In this threat is a challenging window of opportunity that may have opened for our country. For, it, could be viewed as a major trigger point for a change in a paradigm in which we find the Kashmir policy frozen since end-1980s. While this paradigm showed little progress towards the desired result of liberation of Kashmir, it generated negative externalities for the socio-economic scenario of Pakistan as a whole.

As the law and order situation in Pakistan worsened, the interior ministry attributed part of it to the activities sponsored by RAW and the other part to the proliferating militant outfits sponsored for an armed struggle in Kashmir. The interior ministry remained ill at ease in dealing with the ever growing jihadi organizations. Despite their discomfort, however, they were able to impose a ban on two such organizations before September 11.

This policy shift is being hitched currently to intensified activity in this direction necessitated in the aftermath of the December 13 events. So, as the indigenous character of the uprising in Kashmir is ferried out by weeding out the non-Kashmiris, the Kashmir cause might just become more marketable in the world than it has been thus far owing to the involvement of other nationalities that could not be concealed. For all one might know, in the aftermath of the December 13 events; the Kashmir cause might be promoted better and more effectively as it would be viewed less sceptically than when it appeared to be sponsored externally. And, as the sources of tension are scaled down, the cause might appear more vividly on the surface. Space would thus have been created for the identification and resolution of the specific issue that was hitherto being displaced by militant activity against which loud alarm bells have been resonating for some time.

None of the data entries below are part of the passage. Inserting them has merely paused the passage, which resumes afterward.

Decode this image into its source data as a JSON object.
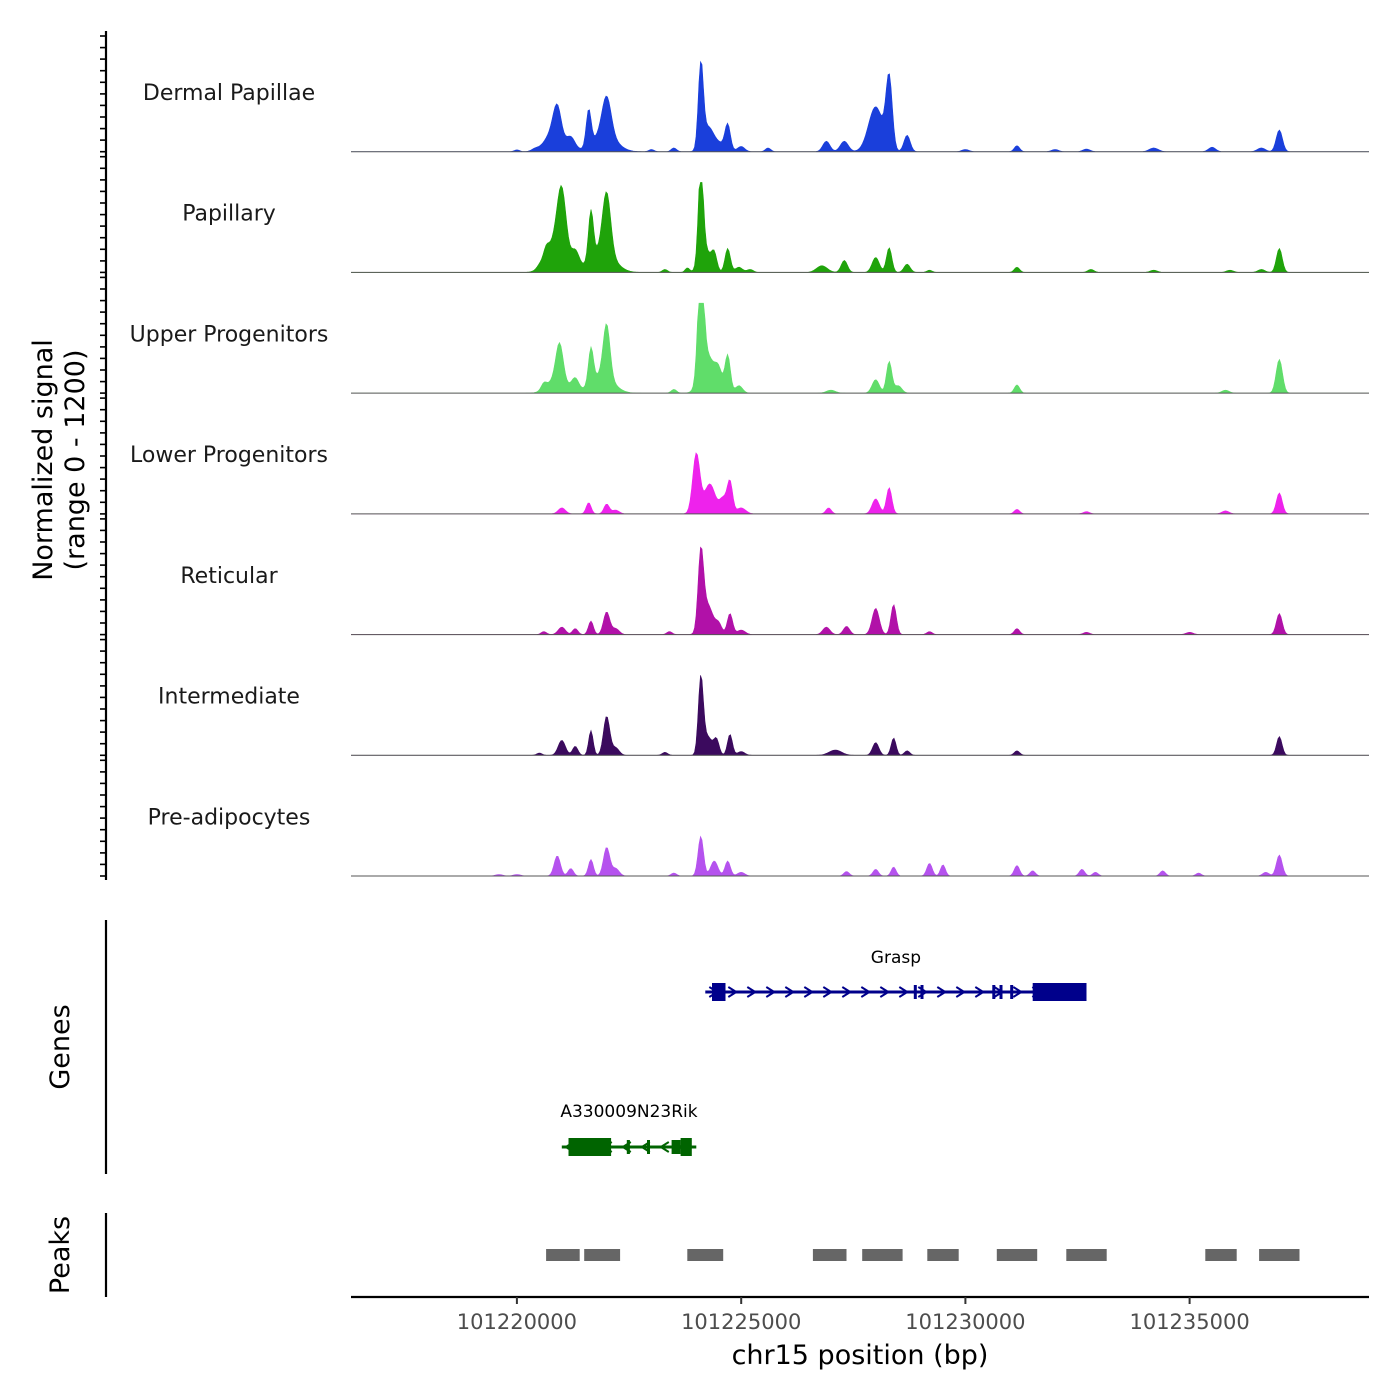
{
  "chart_data": {
    "type": "area",
    "chromosome": "chr15",
    "xlabel": "chr15 position (bp)",
    "ylabel_line1": "Normalized signal",
    "ylabel_line2": "(range 0 - 1200)",
    "x_range": [
      101216300,
      101239000
    ],
    "y_range": [
      0,
      1200
    ],
    "x_ticks": [
      101220000,
      101225000,
      101230000,
      101235000
    ],
    "x_tick_labels": [
      "101220000",
      "101225000",
      "101230000",
      "101235000"
    ],
    "tracks": [
      {
        "name": "Dermal Papillae",
        "color": "#1a3fdb",
        "peaks": [
          {
            "x": 101220000,
            "y": 25,
            "w": 60
          },
          {
            "x": 101220400,
            "y": 30,
            "w": 80
          },
          {
            "x": 101220900,
            "y": 420,
            "w": 90
          },
          {
            "x": 101220800,
            "y": 250,
            "w": 180
          },
          {
            "x": 101221200,
            "y": 180,
            "w": 100
          },
          {
            "x": 101221600,
            "y": 480,
            "w": 55
          },
          {
            "x": 101222000,
            "y": 500,
            "w": 100
          },
          {
            "x": 101221950,
            "y": 250,
            "w": 250
          },
          {
            "x": 101223000,
            "y": 30,
            "w": 60
          },
          {
            "x": 101223500,
            "y": 50,
            "w": 60
          },
          {
            "x": 101224100,
            "y": 1100,
            "w": 55
          },
          {
            "x": 101224250,
            "y": 300,
            "w": 120
          },
          {
            "x": 101224700,
            "y": 330,
            "w": 60
          },
          {
            "x": 101224500,
            "y": 110,
            "w": 160
          },
          {
            "x": 101225000,
            "y": 70,
            "w": 80
          },
          {
            "x": 101225600,
            "y": 50,
            "w": 60
          },
          {
            "x": 101226900,
            "y": 140,
            "w": 80
          },
          {
            "x": 101227300,
            "y": 140,
            "w": 90
          },
          {
            "x": 101228000,
            "y": 600,
            "w": 160
          },
          {
            "x": 101228300,
            "y": 950,
            "w": 70
          },
          {
            "x": 101228700,
            "y": 220,
            "w": 70
          },
          {
            "x": 101230000,
            "y": 30,
            "w": 80
          },
          {
            "x": 101231150,
            "y": 80,
            "w": 60
          },
          {
            "x": 101232000,
            "y": 30,
            "w": 80
          },
          {
            "x": 101232700,
            "y": 35,
            "w": 80
          },
          {
            "x": 101234200,
            "y": 50,
            "w": 100
          },
          {
            "x": 101235500,
            "y": 60,
            "w": 80
          },
          {
            "x": 101236600,
            "y": 50,
            "w": 90
          },
          {
            "x": 101237000,
            "y": 290,
            "w": 70
          }
        ]
      },
      {
        "name": "Papillary",
        "color": "#1fa30a",
        "peaks": [
          {
            "x": 101220500,
            "y": 30,
            "w": 60
          },
          {
            "x": 101220650,
            "y": 120,
            "w": 60
          },
          {
            "x": 101221000,
            "y": 850,
            "w": 100
          },
          {
            "x": 101220850,
            "y": 400,
            "w": 200
          },
          {
            "x": 101221300,
            "y": 250,
            "w": 90
          },
          {
            "x": 101221650,
            "y": 650,
            "w": 55
          },
          {
            "x": 101222000,
            "y": 800,
            "w": 90
          },
          {
            "x": 101221900,
            "y": 300,
            "w": 260
          },
          {
            "x": 101223300,
            "y": 40,
            "w": 60
          },
          {
            "x": 101223800,
            "y": 60,
            "w": 50
          },
          {
            "x": 101224100,
            "y": 1250,
            "w": 55
          },
          {
            "x": 101224200,
            "y": 300,
            "w": 120
          },
          {
            "x": 101224400,
            "y": 220,
            "w": 60
          },
          {
            "x": 101224700,
            "y": 320,
            "w": 60
          },
          {
            "x": 101224950,
            "y": 70,
            "w": 80
          },
          {
            "x": 101225200,
            "y": 40,
            "w": 70
          },
          {
            "x": 101226800,
            "y": 90,
            "w": 120
          },
          {
            "x": 101227300,
            "y": 160,
            "w": 70
          },
          {
            "x": 101228000,
            "y": 200,
            "w": 80
          },
          {
            "x": 101228300,
            "y": 330,
            "w": 60
          },
          {
            "x": 101228700,
            "y": 110,
            "w": 70
          },
          {
            "x": 101229200,
            "y": 30,
            "w": 60
          },
          {
            "x": 101231150,
            "y": 70,
            "w": 60
          },
          {
            "x": 101232800,
            "y": 40,
            "w": 70
          },
          {
            "x": 101234200,
            "y": 30,
            "w": 80
          },
          {
            "x": 101235900,
            "y": 30,
            "w": 80
          },
          {
            "x": 101236600,
            "y": 40,
            "w": 80
          },
          {
            "x": 101237000,
            "y": 320,
            "w": 65
          }
        ]
      },
      {
        "name": "Upper Progenitors",
        "color": "#60dd6a",
        "peaks": [
          {
            "x": 101220600,
            "y": 80,
            "w": 60
          },
          {
            "x": 101220950,
            "y": 480,
            "w": 80
          },
          {
            "x": 101220900,
            "y": 200,
            "w": 200
          },
          {
            "x": 101221300,
            "y": 170,
            "w": 80
          },
          {
            "x": 101221650,
            "y": 470,
            "w": 55
          },
          {
            "x": 101222000,
            "y": 700,
            "w": 75
          },
          {
            "x": 101221900,
            "y": 250,
            "w": 240
          },
          {
            "x": 101223500,
            "y": 50,
            "w": 60
          },
          {
            "x": 101224100,
            "y": 1500,
            "w": 65
          },
          {
            "x": 101224250,
            "y": 500,
            "w": 150
          },
          {
            "x": 101224500,
            "y": 250,
            "w": 80
          },
          {
            "x": 101224700,
            "y": 500,
            "w": 60
          },
          {
            "x": 101224950,
            "y": 100,
            "w": 80
          },
          {
            "x": 101227000,
            "y": 40,
            "w": 100
          },
          {
            "x": 101228000,
            "y": 180,
            "w": 80
          },
          {
            "x": 101228300,
            "y": 420,
            "w": 60
          },
          {
            "x": 101228500,
            "y": 100,
            "w": 80
          },
          {
            "x": 101231150,
            "y": 110,
            "w": 60
          },
          {
            "x": 101235800,
            "y": 40,
            "w": 80
          },
          {
            "x": 101237000,
            "y": 450,
            "w": 70
          }
        ]
      },
      {
        "name": "Lower Progenitors",
        "color": "#ee22ec",
        "peaks": [
          {
            "x": 101221000,
            "y": 80,
            "w": 80
          },
          {
            "x": 101221600,
            "y": 150,
            "w": 55
          },
          {
            "x": 101222000,
            "y": 130,
            "w": 60
          },
          {
            "x": 101222200,
            "y": 50,
            "w": 80
          },
          {
            "x": 101224000,
            "y": 800,
            "w": 80
          },
          {
            "x": 101224300,
            "y": 400,
            "w": 120
          },
          {
            "x": 101224600,
            "y": 200,
            "w": 80
          },
          {
            "x": 101224750,
            "y": 420,
            "w": 60
          },
          {
            "x": 101225000,
            "y": 80,
            "w": 100
          },
          {
            "x": 101226950,
            "y": 80,
            "w": 60
          },
          {
            "x": 101228000,
            "y": 200,
            "w": 80
          },
          {
            "x": 101228300,
            "y": 350,
            "w": 60
          },
          {
            "x": 101231150,
            "y": 60,
            "w": 60
          },
          {
            "x": 101232700,
            "y": 30,
            "w": 70
          },
          {
            "x": 101235800,
            "y": 40,
            "w": 80
          },
          {
            "x": 101237000,
            "y": 280,
            "w": 65
          }
        ]
      },
      {
        "name": "Reticular",
        "color": "#b111a8",
        "peaks": [
          {
            "x": 101220600,
            "y": 40,
            "w": 60
          },
          {
            "x": 101221000,
            "y": 100,
            "w": 80
          },
          {
            "x": 101221300,
            "y": 80,
            "w": 60
          },
          {
            "x": 101221650,
            "y": 180,
            "w": 55
          },
          {
            "x": 101222000,
            "y": 300,
            "w": 70
          },
          {
            "x": 101222200,
            "y": 80,
            "w": 80
          },
          {
            "x": 101223400,
            "y": 40,
            "w": 60
          },
          {
            "x": 101224100,
            "y": 1000,
            "w": 60
          },
          {
            "x": 101224250,
            "y": 400,
            "w": 120
          },
          {
            "x": 101224500,
            "y": 130,
            "w": 70
          },
          {
            "x": 101224750,
            "y": 280,
            "w": 60
          },
          {
            "x": 101225000,
            "y": 60,
            "w": 90
          },
          {
            "x": 101226900,
            "y": 100,
            "w": 80
          },
          {
            "x": 101227350,
            "y": 110,
            "w": 70
          },
          {
            "x": 101228000,
            "y": 350,
            "w": 80
          },
          {
            "x": 101228400,
            "y": 400,
            "w": 60
          },
          {
            "x": 101229200,
            "y": 40,
            "w": 60
          },
          {
            "x": 101231150,
            "y": 80,
            "w": 60
          },
          {
            "x": 101232700,
            "y": 30,
            "w": 70
          },
          {
            "x": 101235000,
            "y": 30,
            "w": 80
          },
          {
            "x": 101237000,
            "y": 280,
            "w": 65
          }
        ]
      },
      {
        "name": "Intermediate",
        "color": "#3b0a5e",
        "peaks": [
          {
            "x": 101220500,
            "y": 30,
            "w": 60
          },
          {
            "x": 101221000,
            "y": 200,
            "w": 80
          },
          {
            "x": 101221300,
            "y": 120,
            "w": 60
          },
          {
            "x": 101221650,
            "y": 330,
            "w": 50
          },
          {
            "x": 101222000,
            "y": 520,
            "w": 70
          },
          {
            "x": 101222200,
            "y": 100,
            "w": 80
          },
          {
            "x": 101223300,
            "y": 40,
            "w": 60
          },
          {
            "x": 101224100,
            "y": 1000,
            "w": 55
          },
          {
            "x": 101224250,
            "y": 250,
            "w": 100
          },
          {
            "x": 101224450,
            "y": 200,
            "w": 60
          },
          {
            "x": 101224750,
            "y": 280,
            "w": 55
          },
          {
            "x": 101225000,
            "y": 50,
            "w": 80
          },
          {
            "x": 101227100,
            "y": 70,
            "w": 140
          },
          {
            "x": 101228000,
            "y": 170,
            "w": 70
          },
          {
            "x": 101228400,
            "y": 230,
            "w": 55
          },
          {
            "x": 101228700,
            "y": 60,
            "w": 60
          },
          {
            "x": 101231150,
            "y": 60,
            "w": 60
          },
          {
            "x": 101237000,
            "y": 250,
            "w": 60
          }
        ]
      },
      {
        "name": "Pre-adipocytes",
        "color": "#b552ee",
        "peaks": [
          {
            "x": 101219600,
            "y": 20,
            "w": 80
          },
          {
            "x": 101220000,
            "y": 20,
            "w": 80
          },
          {
            "x": 101220900,
            "y": 270,
            "w": 70
          },
          {
            "x": 101221200,
            "y": 100,
            "w": 60
          },
          {
            "x": 101221650,
            "y": 220,
            "w": 55
          },
          {
            "x": 101222000,
            "y": 380,
            "w": 70
          },
          {
            "x": 101222200,
            "y": 100,
            "w": 80
          },
          {
            "x": 101223500,
            "y": 40,
            "w": 60
          },
          {
            "x": 101224100,
            "y": 530,
            "w": 60
          },
          {
            "x": 101224400,
            "y": 200,
            "w": 80
          },
          {
            "x": 101224700,
            "y": 200,
            "w": 60
          },
          {
            "x": 101225000,
            "y": 50,
            "w": 80
          },
          {
            "x": 101227350,
            "y": 60,
            "w": 60
          },
          {
            "x": 101228000,
            "y": 90,
            "w": 60
          },
          {
            "x": 101228400,
            "y": 120,
            "w": 55
          },
          {
            "x": 101229200,
            "y": 170,
            "w": 60
          },
          {
            "x": 101229500,
            "y": 150,
            "w": 55
          },
          {
            "x": 101231150,
            "y": 140,
            "w": 60
          },
          {
            "x": 101231500,
            "y": 70,
            "w": 60
          },
          {
            "x": 101232600,
            "y": 90,
            "w": 60
          },
          {
            "x": 101232900,
            "y": 50,
            "w": 60
          },
          {
            "x": 101234400,
            "y": 70,
            "w": 60
          },
          {
            "x": 101235200,
            "y": 40,
            "w": 60
          },
          {
            "x": 101236700,
            "y": 50,
            "w": 70
          },
          {
            "x": 101237000,
            "y": 280,
            "w": 65
          }
        ]
      }
    ],
    "genes": {
      "axis_title": "Genes",
      "items": [
        {
          "name": "Grasp",
          "strand": "+",
          "color": "#00008b",
          "start": 101224200,
          "end": 101232700,
          "exons": [
            {
              "start": 101224350,
              "end": 101224650,
              "kind": "utr"
            },
            {
              "start": 101228850,
              "end": 101228900,
              "kind": "cds"
            },
            {
              "start": 101229000,
              "end": 101229050,
              "kind": "cds"
            },
            {
              "start": 101230600,
              "end": 101230660,
              "kind": "cds"
            },
            {
              "start": 101230760,
              "end": 101230820,
              "kind": "cds"
            },
            {
              "start": 101231000,
              "end": 101231060,
              "kind": "cds"
            },
            {
              "start": 101231500,
              "end": 101232700,
              "kind": "utr"
            }
          ]
        },
        {
          "name": "A330009N23Rik",
          "strand": "-",
          "color": "#006400",
          "start": 101221000,
          "end": 101224000,
          "exons": [
            {
              "start": 101221150,
              "end": 101222100,
              "kind": "utr"
            },
            {
              "start": 101222450,
              "end": 101222520,
              "kind": "cds"
            },
            {
              "start": 101222900,
              "end": 101222960,
              "kind": "cds"
            },
            {
              "start": 101223450,
              "end": 101223650,
              "kind": "cds"
            },
            {
              "start": 101223650,
              "end": 101223900,
              "kind": "utr"
            }
          ]
        }
      ]
    },
    "peaks_track": {
      "axis_title": "Peaks",
      "color": "#666666",
      "regions": [
        [
          101220650,
          101221400
        ],
        [
          101221500,
          101222300
        ],
        [
          101223800,
          101224600
        ],
        [
          101226600,
          101227350
        ],
        [
          101227700,
          101228600
        ],
        [
          101229150,
          101229850
        ],
        [
          101230700,
          101231600
        ],
        [
          101232250,
          101233150
        ],
        [
          101235350,
          101236050
        ],
        [
          101236550,
          101237450
        ]
      ]
    }
  }
}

So, as the Kashmir cause might stand to gain by de-escalating the militant activity, there might be or ought to be gains on Pakistan’s economic front as well. De-escalation of militant activity should improve the law and order situation that has so far discouraged business and investment activity in the country. A definite shift in Pakistan’s Kashmir policy as above that would address the volatility in our relationship with India should create a climate more conducive for not only the existing businesses but also for fresh investment activity.

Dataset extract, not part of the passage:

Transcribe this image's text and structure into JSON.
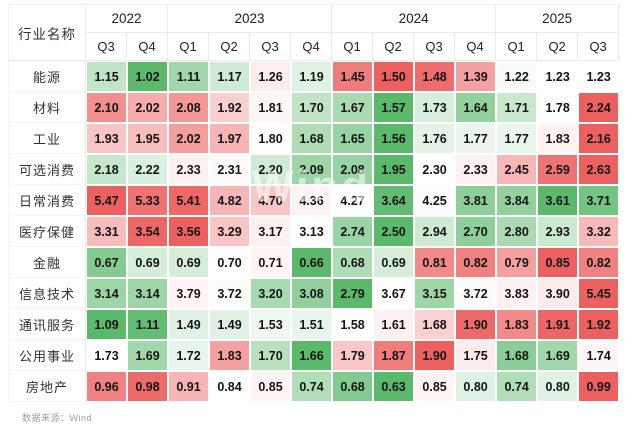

Are we then saying that Pakistan gives up its principled stand on Kashmir? De-escalation of militant activity does not amount to the same. In fact, the Kashmir cause might be helped as shown above. If a certain strategy does not show results for some time, it ought to undergo a change regardless of external pressures. Thus far, internal pressures had built up to the extent that these themselves posed to be a major hindrance to change. The December 13 events should thus be viewed as external trigger points for a policy change that the Pakistan government might have been desirous of itself even prior to the development of external pressure. So, the opportunity could be seized for the better!

This would mean a shifting of gears and track for Kashmir policy so as to not only make it more promotable but to also allow it to create space for Pakistan’s economic prospects which have, hitherto, been pushed into the background as foreign policy kept gaining primacy over the country’s economic policy. If Pakistan is to get anywhere economically, the economic policy should be placed on an even keel with the foreign policy.